The reason that C++ makes the POD distinction regarding member offsets is because both multiple inheritance and the location (or lack of) a vtable pointer can create situations where the address of an object is not the same as the address of that object's base.
Under a single compiler where the compiler settings are always the same and there is nothing added to or taken away from FooClass, then yes, the distance between the address stored at foo and &(foo->bar) will always be the same, or the compiler wouldn't be able to generate proper code that worked across compilation units.
However, once you add anything to the class, or change the compiler settings, all bets are off.
As far as I know, this should always be the case, POD class or not. At compile time, based on the compiler, architecture, settings, etc., the compiler determines the size of the class and the offsets of all its members. This is then fixed for all instances of the class in the compilation unit (and by extension the linked unit, if the one-definition rule is preserved).

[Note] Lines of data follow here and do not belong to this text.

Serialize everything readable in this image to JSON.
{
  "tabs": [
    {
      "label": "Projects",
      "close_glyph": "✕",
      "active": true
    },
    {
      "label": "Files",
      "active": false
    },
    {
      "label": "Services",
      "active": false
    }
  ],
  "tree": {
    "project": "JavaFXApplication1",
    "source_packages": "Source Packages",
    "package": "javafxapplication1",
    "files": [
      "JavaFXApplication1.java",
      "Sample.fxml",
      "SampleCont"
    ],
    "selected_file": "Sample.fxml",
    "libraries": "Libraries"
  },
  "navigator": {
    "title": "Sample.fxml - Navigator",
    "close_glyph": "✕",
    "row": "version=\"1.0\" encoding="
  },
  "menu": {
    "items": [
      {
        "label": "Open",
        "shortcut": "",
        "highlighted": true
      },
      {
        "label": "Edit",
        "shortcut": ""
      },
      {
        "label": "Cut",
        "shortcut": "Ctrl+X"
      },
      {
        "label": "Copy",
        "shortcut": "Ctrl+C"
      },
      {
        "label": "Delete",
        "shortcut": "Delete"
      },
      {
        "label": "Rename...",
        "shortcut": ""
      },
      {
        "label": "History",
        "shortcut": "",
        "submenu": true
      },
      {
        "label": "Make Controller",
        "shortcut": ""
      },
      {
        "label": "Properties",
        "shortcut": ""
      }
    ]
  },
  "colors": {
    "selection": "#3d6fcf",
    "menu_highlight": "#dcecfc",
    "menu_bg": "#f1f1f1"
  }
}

Since the compiler treats type pointers literally, even if the underlying type is wrong (eg: the pointer has been c-style cast incorrectly), the computed distance between &foo and &(foo.bar) will be the same, since the offset is known statically at compile time.
Note: This has definitely been done before, effectively. See, for example, Microsoft's ATL data binding code using their 'offsetof' macro...
I'm no expert but i gonna try answering you anyway :)
FooClass is a non-POD type. This mean it could have more than one sections of private, public or protected. Within such a section, the order is that of the definition of the members, but across those sections, order is arbitrary and unspecified.
foo will always point to FooClass. Well so we have guarantee there is no offset adjustment done. At least in one compilation, offsets will be the same then (don't have the backing up Standard quote. But it can't work if they were different).
We only care about behavior on a single compiler. Well since the order of members is unspecified across sections of access modifiers and the compiler is allowed to put padding between members, this won't buy us much.
We only care about objects on the stack (automatic storage duration). Well i don't see how that changes anything of the object layout.
So after all i don't think you have any guarantee that the offset will be constant across compilations. For considerations within one compilation (so if we would play with a compiler whose generated code uses an ABI that changes with each different compilation), the offset just can't be different. But even if you know the offset, you can't access the member. Your only way to access a member is using the member access operator -> and . (that's said in 9.2/9).
Why not use data member pointers? They allow accessing members safely. Here is an example: (looking up members by name).
There are two things off the top of my head that will affect the internal layout of an object:
the size of member objects. Hopefully you'll recompile all affected modules if you change a member definition.
packing pragmas may change the padding added between members. Be sure that the packing is the same for all modules that use the class, or at least the section where the class is defined. If you don't, you'll have bigger problems than unpredictable offsets.
Bottom line: If this class contains anything other than PODs, then you can make absolutely no assumptions about the offsets. If the class is just a collection of public PODs, then you're safe.
Here is a link to a portion of a chapter in an excellent intermediate C++ book. I recommend everyone to read this book if you're serious about C++.
This particular excerpt addresses a portion the question presented here:
http://my.safaribooksonline.com/0321321928/ch11?portal=oreilly
For the rest of the details, check out the book. My "bottom line" above is a simplistic summary of this chapter.
Yes, the offset is determined at compile-time, so as long as you're not comparing offsets across compilations or compilers, it will always be constant.